Moreover, I’m a born researcher who loves to connect the historical
dots to create a whole picture. Ergo, I must set the record
straight, even if I have to diss KCOH’s sports guru, Ralph Cooper.
“Super Cooper” and talk show host Michael Harris debated the outcome
a match between George Foreman and Jack Johnson, but I think a 6’2”
and 230 Foreman would have killed a 5’11 _” Jack, who fought mostly
at 185. In fact, any heavy hitter with a good jab, i.e., Sonny
Liston, Ernie Shavers, or even “Smoking” Joe, would have devastated
any boxer of Jack’s era, when boxing was more, or less, a very
primitive slugfest. Jack didn’t even come close to having boxing
techniques such as double-jabs and combinations. Hey, the first
prizefight under Marquess of Queensberry rules took place in
Cincinnati Ohio August 29, 1885, when John L. Sullivan knocked out
Dominick McCaffery in the sixth round. But, boxing ain’t what my
folks are excited about. They’re pondering how Jack got away with
doing what got brothers lynched in his day?
So (FYI), peruse these excerpts from Jeffery T. Sammans 1988 book
(“Beyond The Ring”), and connect a few dots: “If anybody could help
Johnson penetrate the color barrier it was (Jack’s manager) Sam
Fitpatrick. No admirer of Johnson’s personal life, this perceptive
judge of talent saw in his fighter a man of enormous money-making
potential.” Pray with me on this brothers and sisters, because
before Jack upset Tommy Burns (to win the championship in
Australia), boxing was dying. “As a champion Burns had little
drawing power, and poor gates combined with relentless fan pressure
to remove the color barrier, is what really opened the door for
Jack. And should Tommy Burns, a lackluster, unpopular foreigner
lose, boxing would gain. “A black champion would bring back interest
and money to the game. His reign would surely be temporary, and his
ultimate defeat would symbolically reaffirm white racial supremacy,”
Sammons explained.
Translation: Hugh D. McIntosh, a greedy promoter offered Burns $30,
000 to fight Jack. He only saw Jack as a clown with clout (“American
whites remained convinced that blacks lacked strategy, intelligence,
courage and skill, critical to boxing success.”) and the more he
strutted, the bigger the crowds, that wanted to see him whipped,
grew. For sure, he was a gold mine for mobsters and nobody messed
with the mob’s stuff during that era. Are you still praying with me
brothers and sisters. Do you see Muhammad Ali here? Fact is, Jack
was too good, for his own good: “Johnson’s inactivity in 1911 and
his subsequent defeat of all challengers frustrated boxing promoters
and angered the American public. Johnson was not just a fighter but
a symbol.
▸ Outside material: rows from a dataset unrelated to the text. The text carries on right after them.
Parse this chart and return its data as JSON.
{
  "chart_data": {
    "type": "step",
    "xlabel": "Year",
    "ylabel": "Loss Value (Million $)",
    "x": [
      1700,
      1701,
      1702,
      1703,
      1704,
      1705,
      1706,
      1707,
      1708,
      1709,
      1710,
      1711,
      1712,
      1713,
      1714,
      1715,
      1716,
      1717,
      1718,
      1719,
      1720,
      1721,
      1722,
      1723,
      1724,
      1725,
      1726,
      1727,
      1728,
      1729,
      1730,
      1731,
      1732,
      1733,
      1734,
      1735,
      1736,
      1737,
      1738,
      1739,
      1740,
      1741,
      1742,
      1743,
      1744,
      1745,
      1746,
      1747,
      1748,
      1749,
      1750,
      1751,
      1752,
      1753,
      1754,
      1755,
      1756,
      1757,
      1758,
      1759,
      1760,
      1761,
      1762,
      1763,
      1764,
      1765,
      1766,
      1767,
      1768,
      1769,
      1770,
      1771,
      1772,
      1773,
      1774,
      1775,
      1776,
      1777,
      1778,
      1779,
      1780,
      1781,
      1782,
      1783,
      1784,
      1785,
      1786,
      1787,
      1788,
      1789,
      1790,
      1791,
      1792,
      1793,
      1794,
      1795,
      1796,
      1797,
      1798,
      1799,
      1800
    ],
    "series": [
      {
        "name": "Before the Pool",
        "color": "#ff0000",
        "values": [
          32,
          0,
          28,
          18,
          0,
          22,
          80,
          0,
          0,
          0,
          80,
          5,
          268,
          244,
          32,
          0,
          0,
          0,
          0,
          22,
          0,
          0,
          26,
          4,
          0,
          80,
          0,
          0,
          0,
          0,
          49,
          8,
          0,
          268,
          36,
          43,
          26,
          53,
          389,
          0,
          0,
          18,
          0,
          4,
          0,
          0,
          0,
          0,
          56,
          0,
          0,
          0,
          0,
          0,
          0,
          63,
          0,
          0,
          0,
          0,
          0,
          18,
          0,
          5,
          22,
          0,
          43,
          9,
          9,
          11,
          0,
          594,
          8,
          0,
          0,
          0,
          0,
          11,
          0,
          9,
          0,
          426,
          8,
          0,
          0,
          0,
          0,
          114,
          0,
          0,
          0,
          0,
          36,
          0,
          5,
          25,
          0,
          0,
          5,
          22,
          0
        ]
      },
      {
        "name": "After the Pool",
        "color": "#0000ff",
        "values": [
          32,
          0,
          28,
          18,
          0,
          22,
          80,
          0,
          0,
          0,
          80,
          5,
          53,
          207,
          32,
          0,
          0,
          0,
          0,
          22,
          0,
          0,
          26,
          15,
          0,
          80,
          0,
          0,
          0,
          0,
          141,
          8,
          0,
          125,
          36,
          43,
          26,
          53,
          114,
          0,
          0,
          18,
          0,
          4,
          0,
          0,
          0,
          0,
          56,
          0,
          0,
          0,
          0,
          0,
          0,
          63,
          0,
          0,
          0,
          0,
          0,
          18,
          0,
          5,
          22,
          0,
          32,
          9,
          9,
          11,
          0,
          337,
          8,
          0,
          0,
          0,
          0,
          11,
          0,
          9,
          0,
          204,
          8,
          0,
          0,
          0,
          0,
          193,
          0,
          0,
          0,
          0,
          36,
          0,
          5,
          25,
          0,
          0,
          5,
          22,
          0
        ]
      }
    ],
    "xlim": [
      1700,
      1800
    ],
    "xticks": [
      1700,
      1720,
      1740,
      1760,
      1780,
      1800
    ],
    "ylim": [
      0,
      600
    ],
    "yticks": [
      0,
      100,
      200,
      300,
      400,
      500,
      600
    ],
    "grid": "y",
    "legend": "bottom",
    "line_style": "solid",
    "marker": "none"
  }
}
His defeats of whites were victories for the black race.
“The search for the great ‘white hope’ had extended even to South
Africa and yielded nothing but ‘white jokes.’ Some observers
counseled patience: soon the ‘right man’ would surface to redeem the
white race,” was the lament recorded by Sammons. “They were
convinced that the only way Johnson and his legacy could be erased
was for him to be beaten fairly and squarely.” And that’s why
Johnson wasn’t killed outright. Even so, the dots are connected when
you learn that Jack opened the Cotton Club and sold it, “to
Manhattan's most powerful underworld figure, Owen ‘Owney’ Madden,
who was then in prison, having been convicted of manslaughter. His
henchmen, George ‘Big Frenchy’ DeMange managed the club while Walter
Brooks, who had brought Shuffle Along to Broadway in 1921, served as
front.
Hey, the mob arranged Jack’s “dive” in Havana, Cuba. For sure, old
Jack was richly rewarded for accepting “a deal he couldn’t refuse.”
In fact, the mob gave him several nightclubs, including one in North
Carolina, where he died in a one-car accident… on a lonely back
road. Surely, if an investigation had proven foul play, he would’ve
become a martyr. Thus, history records that he killed himself,
speeding like the reckless fool he always was. You don’t have to
believe me. You can believe the White folks who have no idea that
Jack was born in Walker County, instead of Galveston. I wonder if
anybody knows where I’m coming from?